Le vaccin contre le COVID-19 se généralise dans la plupart des pays du globe. Les investisseurs y voient une lueur d'espoir face aux taux d'intérêt toujours aussi bas. Dans ce contexte, AG cherche sans cesse à diversifier son portefeuille d'investissement afin d'augmenter son potentiel de rendement. Nous en avons discuté avec Wim Vermeir, Chief Investment Officer chez AG, pour en savoir plus sur les stratégies de diversification de la compagnie.


Dans les grandes lignes, quelle est la situation économique actuelle ?

Nous avons connu une grande crise mondiale à cause de la pandémie du COVID-19, et cela a provoqué énormément d'incertitudes dans l'économie et les marchés financiers. Les banques centrales ont baissé les taux d'une manière exceptionnelle afin de soutenir et de stimuler l'économie, et les gouvernements ont également dû intervenir pour aider les entreprises et leurs employés. Cependant, nous voyons que cela commence à aller mieux pour la grande partie de la population et de l'économie en général. Celle-ci tourne pour l'instant à 95 % de son niveau normal, notamment grâce au fait que les grandes entreprises fonctionnent en télétravail quasi à plein temps. Par contre, il y a toujours un vrai problème dans les secteurs du tourisme, de la culture et de l'Horeca pour ne citer qu'eux.
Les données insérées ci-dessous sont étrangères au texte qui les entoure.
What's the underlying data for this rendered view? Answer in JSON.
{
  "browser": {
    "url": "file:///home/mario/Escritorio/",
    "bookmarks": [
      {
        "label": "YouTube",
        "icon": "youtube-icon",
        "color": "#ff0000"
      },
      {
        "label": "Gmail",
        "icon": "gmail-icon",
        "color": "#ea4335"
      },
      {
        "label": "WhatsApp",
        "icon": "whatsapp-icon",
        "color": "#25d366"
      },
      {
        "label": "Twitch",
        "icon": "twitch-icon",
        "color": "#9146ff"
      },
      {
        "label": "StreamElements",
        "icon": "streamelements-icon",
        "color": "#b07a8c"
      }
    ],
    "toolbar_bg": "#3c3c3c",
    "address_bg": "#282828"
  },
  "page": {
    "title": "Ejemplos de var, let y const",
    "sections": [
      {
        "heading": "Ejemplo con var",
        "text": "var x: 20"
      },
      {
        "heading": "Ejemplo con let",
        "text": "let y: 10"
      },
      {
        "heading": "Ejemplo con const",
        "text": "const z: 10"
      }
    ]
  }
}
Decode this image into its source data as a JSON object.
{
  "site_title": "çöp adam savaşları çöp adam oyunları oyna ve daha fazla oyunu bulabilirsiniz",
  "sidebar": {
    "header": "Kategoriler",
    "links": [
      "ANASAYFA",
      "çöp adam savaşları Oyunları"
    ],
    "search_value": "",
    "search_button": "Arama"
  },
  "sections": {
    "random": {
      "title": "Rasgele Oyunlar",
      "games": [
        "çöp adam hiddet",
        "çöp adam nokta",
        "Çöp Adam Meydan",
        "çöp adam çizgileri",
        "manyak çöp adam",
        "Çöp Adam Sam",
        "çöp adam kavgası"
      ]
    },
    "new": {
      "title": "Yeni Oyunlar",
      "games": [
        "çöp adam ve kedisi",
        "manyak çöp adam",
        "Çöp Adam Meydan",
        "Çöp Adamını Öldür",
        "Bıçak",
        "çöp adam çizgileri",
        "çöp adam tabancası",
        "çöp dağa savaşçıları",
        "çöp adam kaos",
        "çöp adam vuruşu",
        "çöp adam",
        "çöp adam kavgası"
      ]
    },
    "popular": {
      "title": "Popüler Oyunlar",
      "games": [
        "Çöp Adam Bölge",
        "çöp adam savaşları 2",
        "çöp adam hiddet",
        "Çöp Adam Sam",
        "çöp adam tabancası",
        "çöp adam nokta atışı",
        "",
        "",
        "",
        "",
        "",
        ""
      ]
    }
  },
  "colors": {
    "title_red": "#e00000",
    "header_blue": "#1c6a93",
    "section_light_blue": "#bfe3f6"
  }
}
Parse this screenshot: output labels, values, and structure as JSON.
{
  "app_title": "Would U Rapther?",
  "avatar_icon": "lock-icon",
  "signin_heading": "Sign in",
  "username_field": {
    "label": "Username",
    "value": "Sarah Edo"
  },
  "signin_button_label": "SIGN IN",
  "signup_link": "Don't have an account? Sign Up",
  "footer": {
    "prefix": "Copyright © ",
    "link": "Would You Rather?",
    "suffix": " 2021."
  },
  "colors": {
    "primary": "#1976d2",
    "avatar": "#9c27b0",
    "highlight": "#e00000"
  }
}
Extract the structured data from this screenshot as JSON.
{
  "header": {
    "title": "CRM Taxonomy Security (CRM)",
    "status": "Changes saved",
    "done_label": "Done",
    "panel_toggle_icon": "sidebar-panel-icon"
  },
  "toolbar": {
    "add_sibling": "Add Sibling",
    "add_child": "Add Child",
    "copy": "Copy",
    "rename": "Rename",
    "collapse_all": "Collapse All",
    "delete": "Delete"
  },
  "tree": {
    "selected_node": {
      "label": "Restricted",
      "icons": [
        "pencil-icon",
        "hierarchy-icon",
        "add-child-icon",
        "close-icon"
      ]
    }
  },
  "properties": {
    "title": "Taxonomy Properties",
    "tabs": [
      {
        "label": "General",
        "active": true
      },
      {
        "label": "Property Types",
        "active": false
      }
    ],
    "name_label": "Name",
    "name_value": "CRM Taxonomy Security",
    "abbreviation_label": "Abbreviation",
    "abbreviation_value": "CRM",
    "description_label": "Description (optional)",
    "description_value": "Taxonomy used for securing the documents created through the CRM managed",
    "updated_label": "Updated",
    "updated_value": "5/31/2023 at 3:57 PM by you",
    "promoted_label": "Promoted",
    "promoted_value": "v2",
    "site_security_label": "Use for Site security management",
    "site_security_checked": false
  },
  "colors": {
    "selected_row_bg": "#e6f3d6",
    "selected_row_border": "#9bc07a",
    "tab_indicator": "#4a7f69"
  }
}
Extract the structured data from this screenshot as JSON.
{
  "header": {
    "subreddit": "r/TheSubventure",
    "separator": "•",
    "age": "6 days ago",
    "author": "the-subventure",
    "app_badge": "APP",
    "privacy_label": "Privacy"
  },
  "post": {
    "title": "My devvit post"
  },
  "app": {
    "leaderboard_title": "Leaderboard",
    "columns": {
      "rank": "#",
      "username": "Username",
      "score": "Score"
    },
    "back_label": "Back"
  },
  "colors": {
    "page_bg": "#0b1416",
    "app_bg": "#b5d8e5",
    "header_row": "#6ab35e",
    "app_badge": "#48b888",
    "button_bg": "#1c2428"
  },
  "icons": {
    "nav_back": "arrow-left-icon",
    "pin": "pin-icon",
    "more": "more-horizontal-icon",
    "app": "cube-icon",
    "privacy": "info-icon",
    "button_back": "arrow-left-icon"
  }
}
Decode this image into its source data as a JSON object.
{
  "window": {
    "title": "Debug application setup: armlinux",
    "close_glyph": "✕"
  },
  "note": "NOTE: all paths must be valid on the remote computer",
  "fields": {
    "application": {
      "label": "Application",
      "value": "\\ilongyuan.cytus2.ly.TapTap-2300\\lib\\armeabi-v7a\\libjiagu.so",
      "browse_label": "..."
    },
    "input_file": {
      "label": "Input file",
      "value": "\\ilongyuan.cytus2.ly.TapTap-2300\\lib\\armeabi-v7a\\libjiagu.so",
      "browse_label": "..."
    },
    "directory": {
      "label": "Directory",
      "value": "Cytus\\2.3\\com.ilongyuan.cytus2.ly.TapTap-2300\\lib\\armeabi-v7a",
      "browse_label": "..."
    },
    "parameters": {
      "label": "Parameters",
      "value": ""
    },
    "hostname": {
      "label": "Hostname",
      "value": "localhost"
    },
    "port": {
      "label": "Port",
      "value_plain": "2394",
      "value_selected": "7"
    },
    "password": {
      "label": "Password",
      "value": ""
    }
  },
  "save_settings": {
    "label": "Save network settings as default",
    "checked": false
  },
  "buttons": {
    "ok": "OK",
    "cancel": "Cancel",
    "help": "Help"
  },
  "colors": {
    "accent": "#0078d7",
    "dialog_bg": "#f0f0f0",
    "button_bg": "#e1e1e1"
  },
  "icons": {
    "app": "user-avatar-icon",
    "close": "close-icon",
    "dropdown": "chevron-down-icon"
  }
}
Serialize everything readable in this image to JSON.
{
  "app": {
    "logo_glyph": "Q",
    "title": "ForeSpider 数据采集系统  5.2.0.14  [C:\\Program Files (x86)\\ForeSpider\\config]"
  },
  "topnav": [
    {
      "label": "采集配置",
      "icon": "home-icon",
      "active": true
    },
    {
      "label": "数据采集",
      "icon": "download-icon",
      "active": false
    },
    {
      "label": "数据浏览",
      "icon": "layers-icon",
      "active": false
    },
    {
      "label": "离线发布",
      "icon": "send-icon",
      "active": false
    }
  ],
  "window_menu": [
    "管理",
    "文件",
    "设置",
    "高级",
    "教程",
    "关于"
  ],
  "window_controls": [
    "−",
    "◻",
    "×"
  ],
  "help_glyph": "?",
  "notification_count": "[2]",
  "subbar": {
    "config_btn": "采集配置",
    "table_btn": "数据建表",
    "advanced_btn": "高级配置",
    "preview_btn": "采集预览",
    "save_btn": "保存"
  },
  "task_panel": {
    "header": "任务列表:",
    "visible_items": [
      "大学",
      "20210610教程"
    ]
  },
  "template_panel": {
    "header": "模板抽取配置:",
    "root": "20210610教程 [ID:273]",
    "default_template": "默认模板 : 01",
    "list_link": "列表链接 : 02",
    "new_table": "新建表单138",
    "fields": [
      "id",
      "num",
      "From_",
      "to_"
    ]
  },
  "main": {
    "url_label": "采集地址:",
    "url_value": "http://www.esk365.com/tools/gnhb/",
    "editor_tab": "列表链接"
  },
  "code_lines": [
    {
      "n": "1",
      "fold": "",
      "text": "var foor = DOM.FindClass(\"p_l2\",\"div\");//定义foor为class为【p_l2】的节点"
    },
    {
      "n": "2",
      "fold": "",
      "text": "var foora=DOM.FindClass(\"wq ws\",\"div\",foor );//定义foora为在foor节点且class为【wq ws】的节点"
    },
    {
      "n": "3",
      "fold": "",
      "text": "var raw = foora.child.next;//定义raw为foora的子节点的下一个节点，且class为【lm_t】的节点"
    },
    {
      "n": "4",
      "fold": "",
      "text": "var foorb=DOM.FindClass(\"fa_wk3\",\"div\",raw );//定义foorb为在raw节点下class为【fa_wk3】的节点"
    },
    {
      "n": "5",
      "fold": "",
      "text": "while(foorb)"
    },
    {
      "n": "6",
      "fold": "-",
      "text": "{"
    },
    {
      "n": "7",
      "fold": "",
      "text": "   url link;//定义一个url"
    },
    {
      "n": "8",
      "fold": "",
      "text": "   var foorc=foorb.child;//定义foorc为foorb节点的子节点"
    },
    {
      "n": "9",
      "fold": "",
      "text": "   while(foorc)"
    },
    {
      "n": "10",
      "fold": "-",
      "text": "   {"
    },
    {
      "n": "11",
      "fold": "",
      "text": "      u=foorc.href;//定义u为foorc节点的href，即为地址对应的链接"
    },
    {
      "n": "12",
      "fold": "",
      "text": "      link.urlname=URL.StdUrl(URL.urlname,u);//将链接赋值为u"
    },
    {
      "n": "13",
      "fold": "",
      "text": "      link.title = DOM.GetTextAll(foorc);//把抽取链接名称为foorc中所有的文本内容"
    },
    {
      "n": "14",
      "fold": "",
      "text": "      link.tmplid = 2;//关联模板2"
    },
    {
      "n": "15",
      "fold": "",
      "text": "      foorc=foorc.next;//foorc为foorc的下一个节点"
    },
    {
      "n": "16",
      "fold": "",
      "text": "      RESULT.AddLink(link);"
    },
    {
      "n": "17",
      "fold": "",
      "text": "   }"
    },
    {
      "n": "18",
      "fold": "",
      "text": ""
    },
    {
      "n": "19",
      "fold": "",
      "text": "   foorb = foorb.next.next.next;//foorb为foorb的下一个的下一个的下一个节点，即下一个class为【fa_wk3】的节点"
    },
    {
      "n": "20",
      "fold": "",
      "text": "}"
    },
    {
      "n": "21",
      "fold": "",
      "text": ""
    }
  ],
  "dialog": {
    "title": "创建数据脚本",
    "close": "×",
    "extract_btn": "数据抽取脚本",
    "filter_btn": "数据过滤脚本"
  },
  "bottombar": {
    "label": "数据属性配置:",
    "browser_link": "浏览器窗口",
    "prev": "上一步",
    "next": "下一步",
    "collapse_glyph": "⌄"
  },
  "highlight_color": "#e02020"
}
Mais en globalité, l'économie fonctionne à nouveau bien, et cela se traduit notamment par une légère montée des taux.

Comment expliquez-vous que les taux commencent à bouger ?

La reprise économique va encore s'accélérer parce que la vaccination a fait son entrée en jeu. Nous pouvons donc parler d'une crise temporaire, certes qui n'est pas finie, mais l'essentiel est que l'économie ait survécu et que la situation économique semble être maitrisée. Il y a de l'optimisme concernant les marchés financiers, dès lors les taux montent légèrement. Certaines personnes parlent même, pour le moment, d'un retour de l'inflation, et ce pour trois raisons : le prix des matières premières remonte parce que le choc et les sentiments négatifs qui régnaient sur l'économie sont passés, certains systèmes logistiques de l'économie n'arrivent, pour l'instant, pas à suivre la reprise économique qui est plus forte qu'attendue et nous allons rejouer le jeu de la consommation dans les restaurants qui ont augmenté leurs prix suite à la crise. Pour ces trois raisons, les prix augmentent, ce qui crée un effet d'inflation temporaire et fait monter les taux.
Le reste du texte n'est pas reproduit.